Not really designed for Macs

So… We felt stupid because we hadn’t noticed before, but… Synapse software, at the heart of the Razer ecosystem, which gives you control over the functionality of all their devices or almost is not available on Mac.

An application that as always leaves a little to be desired


Razer sells you the Stream Mixer, a feature built into its proprietary Synapse ecosystem, as one of the product’s most important features, highlighting it on the product box.

In fact, yes, using Synapse is important because the application gives you access to interesting additional features, such as the gain limiter or the filter that automatically eliminates the lowest frequencies.

However, the Stream Mixer, which wants to give you absolute control over the different audio sources on your PC to better integrate them into your streaming software via a single source. Consider it as an alternative to VoiceMeeter. In itself, the solution is functional, and you can effectively control the volumes of your different sources and which ones you send to your capture software in a few clicks. The problem is that it’s not something very intuitive, it’s even a function that we consider quite advanced for amateurs. You will find dozens of tutorials on how to achieve the same result with OBS and VoiceMeeter, you will be hard pressed to find one in the language of Molière that deals with how to configure the Razer Stream Mixer.

Spit your scale, Myrhdin

This mic will deliver a sound quality that will be quite satisfactory for the vast majority of amateur content creators. The only categories that could be disappointed would be the singers or the musicians, but there is no doubt that they will already have material of a completely different quality.

The minimalist design and the ease of use are particularly appreciated. We remain convinced that the investment in an arm and a pop filter (not supplied) will be necessary and logical given the technical characteristics of the microphone and the position of its membrane.

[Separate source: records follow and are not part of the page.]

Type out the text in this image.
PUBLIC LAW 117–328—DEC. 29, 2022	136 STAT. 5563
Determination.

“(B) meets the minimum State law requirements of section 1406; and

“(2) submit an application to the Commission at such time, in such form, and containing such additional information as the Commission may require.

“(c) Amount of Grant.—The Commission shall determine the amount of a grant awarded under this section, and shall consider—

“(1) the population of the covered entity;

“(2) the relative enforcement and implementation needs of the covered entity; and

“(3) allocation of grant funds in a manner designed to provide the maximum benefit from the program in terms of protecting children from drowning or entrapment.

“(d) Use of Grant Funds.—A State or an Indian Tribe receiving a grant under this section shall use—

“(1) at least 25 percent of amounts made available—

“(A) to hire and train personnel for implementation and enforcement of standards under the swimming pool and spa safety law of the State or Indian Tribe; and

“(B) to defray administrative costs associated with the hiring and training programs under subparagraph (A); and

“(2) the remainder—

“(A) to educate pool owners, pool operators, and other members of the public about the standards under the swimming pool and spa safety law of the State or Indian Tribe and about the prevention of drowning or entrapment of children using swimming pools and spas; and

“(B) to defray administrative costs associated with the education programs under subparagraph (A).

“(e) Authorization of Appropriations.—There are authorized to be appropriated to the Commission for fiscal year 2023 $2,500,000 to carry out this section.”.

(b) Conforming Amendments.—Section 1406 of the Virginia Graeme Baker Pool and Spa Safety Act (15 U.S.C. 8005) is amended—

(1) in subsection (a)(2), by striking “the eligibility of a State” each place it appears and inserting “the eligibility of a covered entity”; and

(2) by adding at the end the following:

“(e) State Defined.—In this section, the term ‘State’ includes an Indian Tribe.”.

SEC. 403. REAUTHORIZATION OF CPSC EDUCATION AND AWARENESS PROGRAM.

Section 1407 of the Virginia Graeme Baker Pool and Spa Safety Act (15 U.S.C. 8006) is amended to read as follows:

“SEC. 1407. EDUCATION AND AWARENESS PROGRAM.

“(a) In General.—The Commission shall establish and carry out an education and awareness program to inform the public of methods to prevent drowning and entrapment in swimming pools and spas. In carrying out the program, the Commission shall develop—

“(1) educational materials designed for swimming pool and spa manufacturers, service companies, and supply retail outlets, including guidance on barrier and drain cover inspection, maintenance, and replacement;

In terms of recording quality, however, we must leave its crown to the Blue Yeti X. The Seiren v2 Pro sounds less natural and is less versatile with parasitic sounds that appear as soon as the microphone is more than 20 centimeters from your stuffy.

However, in our testing, we went from the very first Seiren to this v2 Pro. In all honesty, Razer has reason to be proud of the progress made: this update shows serious developments and a desire to improve the user experience.